Removal Of The Cancerous Breast

The origin of cancer is now believed to be local and not general and the more complete its removal the greater is the likelihood of cure. Therefore every effort is made to excise every possible infected tissue. This has led to the performance of very extensive operations.

The incision is made so large as to include nearly or quite all of the skin covering the glandular tissue; this is because of the intimate connection of the two, as already pointed out. It is carried out to the arm; this is to facilitate clearing out the axilla and all its contents. The incision is kept close to the skin; this is to avoid any glandular structure which may possibly be beneath. The pectoral fascia covering the pectoral muscle is always removed.

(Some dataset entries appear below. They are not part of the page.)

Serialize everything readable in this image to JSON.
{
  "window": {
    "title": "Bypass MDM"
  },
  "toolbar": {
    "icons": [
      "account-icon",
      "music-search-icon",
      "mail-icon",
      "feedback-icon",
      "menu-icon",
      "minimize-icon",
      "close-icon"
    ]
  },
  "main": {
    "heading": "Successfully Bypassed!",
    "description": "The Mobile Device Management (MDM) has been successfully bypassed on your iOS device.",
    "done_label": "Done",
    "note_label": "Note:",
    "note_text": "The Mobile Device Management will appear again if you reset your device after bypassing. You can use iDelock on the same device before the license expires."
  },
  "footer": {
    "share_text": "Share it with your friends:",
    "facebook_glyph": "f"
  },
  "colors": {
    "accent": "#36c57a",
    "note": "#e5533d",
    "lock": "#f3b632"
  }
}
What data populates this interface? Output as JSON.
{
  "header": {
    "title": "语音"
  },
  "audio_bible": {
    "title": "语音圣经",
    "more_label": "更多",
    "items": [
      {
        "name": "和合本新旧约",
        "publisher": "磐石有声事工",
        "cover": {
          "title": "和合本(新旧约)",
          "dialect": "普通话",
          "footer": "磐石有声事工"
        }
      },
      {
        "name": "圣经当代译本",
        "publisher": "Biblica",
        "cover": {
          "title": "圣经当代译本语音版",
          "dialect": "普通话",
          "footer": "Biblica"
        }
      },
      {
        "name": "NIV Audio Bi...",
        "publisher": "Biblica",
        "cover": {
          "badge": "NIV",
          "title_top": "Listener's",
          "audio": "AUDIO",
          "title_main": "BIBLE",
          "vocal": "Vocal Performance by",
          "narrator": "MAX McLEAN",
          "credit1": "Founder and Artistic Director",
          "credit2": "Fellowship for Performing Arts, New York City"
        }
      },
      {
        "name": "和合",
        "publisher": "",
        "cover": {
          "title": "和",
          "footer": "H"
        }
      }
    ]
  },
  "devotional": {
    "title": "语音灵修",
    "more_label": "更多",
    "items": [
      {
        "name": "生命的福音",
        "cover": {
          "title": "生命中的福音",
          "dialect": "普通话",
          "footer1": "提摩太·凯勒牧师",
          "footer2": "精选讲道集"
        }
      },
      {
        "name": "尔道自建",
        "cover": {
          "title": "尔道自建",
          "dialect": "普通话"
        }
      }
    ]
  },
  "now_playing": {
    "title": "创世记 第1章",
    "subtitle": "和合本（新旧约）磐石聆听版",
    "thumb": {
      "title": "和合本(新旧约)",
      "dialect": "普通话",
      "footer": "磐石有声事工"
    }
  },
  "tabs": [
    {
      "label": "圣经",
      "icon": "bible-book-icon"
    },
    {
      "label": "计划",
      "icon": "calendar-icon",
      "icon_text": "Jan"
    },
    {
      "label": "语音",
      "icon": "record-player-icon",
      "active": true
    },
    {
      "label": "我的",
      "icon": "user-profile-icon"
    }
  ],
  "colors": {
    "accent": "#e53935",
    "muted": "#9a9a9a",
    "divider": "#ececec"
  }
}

Often both the pectoralis major and minor muscles are removed. In excising them the slight interspace between the clavicular and sternal fibres of the pectoralis major muscle is entered and the muscle detached from the anterior extremities of the ribs and sternum. In so doing the anterior intercostal arteries, particularly those of the second, third, and fourth spaces, are liable to bleed freely. As the pectoralis major is detached and turned outward, the acromial thoracic artery is seen at the inner edge of the pectoralis minor muscle with its pectoral branch running down the surface of the chest. This may be ligated, the finger slipped beneath the pectoralis minor, and this muscle cut loose from the coracoid process above and the third, fourth, and fifth ribs below. At this stage some operators clear the subclavian and axillary vessels of all loose tissues and lymph-nodes.

The vessels are followed out on the arm. When the insertion of the pectoralis major is reached it is detached and the whole mass turned outward and pared loose along the anterior edge of the scapula. Thus it is removed in one piece. The part of the chest-wall which has been cleared off embraces from the middle or edge of the sternum to the anterior edge of the scapula and from near the lower edge of the chest below to the clavicle above. The vessels have been cleared off from the insertion of the axillary folds on the arm to underneath the clavicle. Many operators make an additional incision above the clavicle and clear out the supraclavicular fossa even if no enlarged glands can there be detected. Sometimes the long thoracic artery and thoracicalis longus (long external thoracic) nerve may be wounded, but they need not be. (See note, page 191).

Two nerves will be seen crossing the axilla from the chest to the arm. They are the lateral branches of the second and third intercostal nerves. The second is called the intercostobrachialis (humeral) nerve. If they can conveniently be spared it is to be done, otherwise they are divided. In clearing the axillary vessels, small veins and even arteries may be divided close to the main trunks. These may be expected to bleed freely but are usually readily secured. Care should be taken not to wound unnecessarily the subscapular artery and particularly the vein as they wind around the anterior edge of the scapula 2 to 3 cm. below its neck. Some operators prefer to detach the breast from without in instead of from within out as described.